Kentigern may himself give the lie to overrigid notions of the missionary frontier; he may have been born in what was the territory of the Gododdin, perhaps near Culross on the northern shore of the Forth. (The graphic of stained glass in Stobo Kirk, via Wikimedia, is of St Kentigern converting Myrddin) If so, he crossed the frontier to pursue his career as a holy man. But little of this is apparent in 'official' accounts of him. The firmest fact known about this celebrated but enigmatic figure; the rogue amongst the communion of Scottish saints, is the date of his death, c.612. Some historians have even speculated that he is a composite figure, groomed if not born in the imagination of his hagiographers. Most that is known comes from a twelfth century Life of Kentigern written by Jocelyn, a monk of Fumess.
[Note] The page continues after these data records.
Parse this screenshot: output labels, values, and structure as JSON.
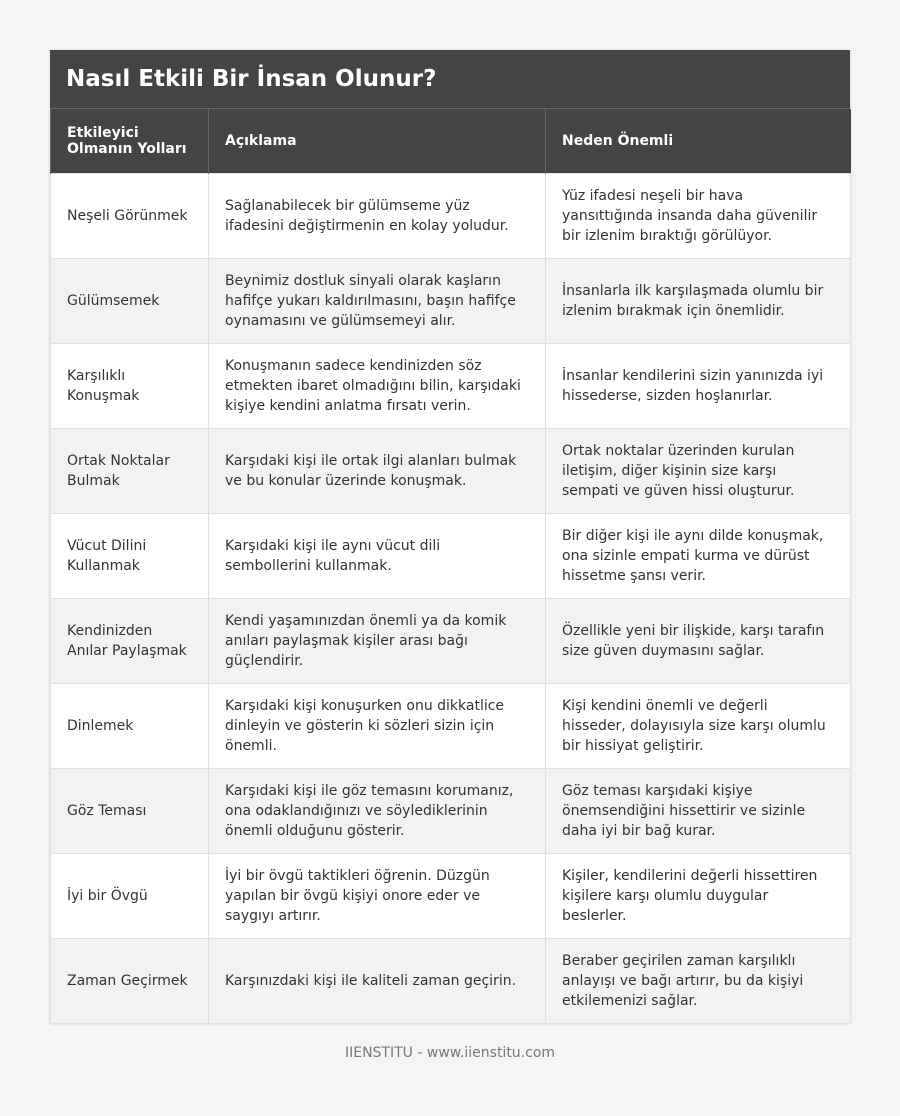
{
  "title": "Nasıl Etkili Bir İnsan Olunur?",
  "table": {
    "headers": [
      "Etkileyici Olmanın Yolları",
      "Açıklama",
      "Neden Önemli"
    ],
    "rows": [
      [
        "Neşeli Görünmek",
        "Sağlanabilecek bir gülümseme yüz ifadesini değiştirmenin en kolay yoludur.",
        "Yüz ifadesi neşeli bir hava yansıttığında insanda daha güvenilir bir izlenim bıraktığı görülüyor."
      ],
      [
        "Gülümsemek",
        "Beynimiz dostluk sinyali olarak kaşların hafifçe yukarı kaldırılmasını, başın hafifçe oynamasını ve gülümsemeyi alır.",
        "İnsanlarla ilk karşılaşmada olumlu bir izlenim bırakmak için önemlidir."
      ],
      [
        "Karşılıklı Konuşmak",
        "Konuşmanın sadece kendinizden söz etmekten ibaret olmadığını bilin, karşıdaki kişiye kendini anlatma fırsatı verin.",
        "İnsanlar kendilerini sizin yanınızda iyi hissederse, sizden hoşlanırlar."
      ],
      [
        "Ortak Noktalar Bulmak",
        "Karşıdaki kişi ile ortak ilgi alanları bulmak ve bu konular üzerinde konuşmak.",
        "Ortak noktalar üzerinden kurulan iletişim, diğer kişinin size karşı sempati ve güven hissi oluşturur."
      ],
      [
        "Vücut Dilini Kullanmak",
        "Karşıdaki kişi ile aynı vücut dili sembollerini kullanmak.",
        "Bir diğer kişi ile aynı dilde konuşmak, ona sizinle empati kurma ve dürüst hissetme şansı verir."
      ],
      [
        "Kendinizden Anılar Paylaşmak",
        "Kendi yaşamınızdan önemli ya da komik anıları paylaşmak kişiler arası bağı güçlendirir.",
        "Özellikle yeni bir ilişkide, karşı tarafın size güven duymasını sağlar."
      ],
      [
        "Dinlemek",
        "Karşıdaki kişi konuşurken onu dikkatlice dinleyin ve gösterin ki sözleri sizin için önemli.",
        "Kişi kendini önemli ve değerli hisseder, dolayısıyla size karşı olumlu bir hissiyat geliştirir."
      ],
      [
        "Göz Teması",
        "Karşıdaki kişi ile göz temasını korumanız, ona odaklandığınızı ve söylediklerinin önemli olduğunu gösterir.",
        "Göz teması karşıdaki kişiye önemsendiğini hissettirir ve sizinle daha iyi bir bağ kurar."
      ],
      [
        "İyi bir Övgü",
        "İyi bir övgü taktikleri öğrenin. Düzgün yapılan bir övgü kişiyi onore eder ve saygıyı artırır.",
        "Kişiler, kendilerini değerli hissettiren kişilere karşı olumlu duygular beslerler."
      ],
      [
        "Zaman Geçirmek",
        "Karşınızdaki kişi ile kaliteli zaman geçirin.",
        "Beraber geçirilen zaman karşılıklı anlayışı ve bağı artırır, bu da kişiyi etkilemenizi sağlar."
      ]
    ]
  },
  "footer": "IIENSTITU - www.iienstitu.com"
}
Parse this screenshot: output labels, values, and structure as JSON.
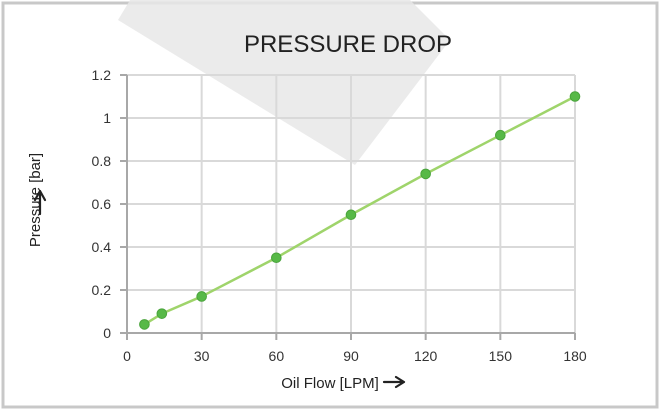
{
  "colors": {
    "frame": "#c8c8c8",
    "plot_border": "#a8a8a8",
    "grid": "#d9d9d9",
    "line": "#9fd46b",
    "marker": "#57b947",
    "watermark": "#e8e8e8"
  },
  "chart_data": {
    "type": "line",
    "title": "PRESSURE DROP",
    "xlabel": "Oil Flow [LPM]",
    "ylabel": "Pressure [bar]",
    "xlim": [
      0,
      180
    ],
    "ylim": [
      0,
      1.2
    ],
    "x_ticks": [
      "0",
      "30",
      "60",
      "90",
      "120",
      "150",
      "180"
    ],
    "y_ticks": [
      "0",
      "0.2",
      "0.4",
      "0.6",
      "0.8",
      "1",
      "1.2"
    ],
    "grid": true,
    "legend": "none",
    "series": [
      {
        "x": [
          7,
          14,
          30,
          60,
          90,
          120,
          150,
          180
        ],
        "y": [
          0.04,
          0.09,
          0.17,
          0.35,
          0.55,
          0.74,
          0.92,
          1.1
        ]
      }
    ]
  }
}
Some have thought that this drew on an older Life, though estimates of how old that was range from the early seventh century to c. 1000. Whatever its age, its results can be seen reproduced in Jocelyn's later Life, an unlikely picture of a Briton transformed into a saint of the Celtic Church, whose holiness is attested by a string of miracles, all the asceticism and more of a Colum Cille, and encounters with other Celtic saints. Like kings, religious centres as they gathered in prestige needed a foundation legend and it may be that the first attempt to provide one came within a century or so of Kentigern's death. If this is so, it is intriguing that Glasgow, so close to the seat of the kings of Strathclyde, by C. 700 may have wanted a Gaelic saint rather than a British one.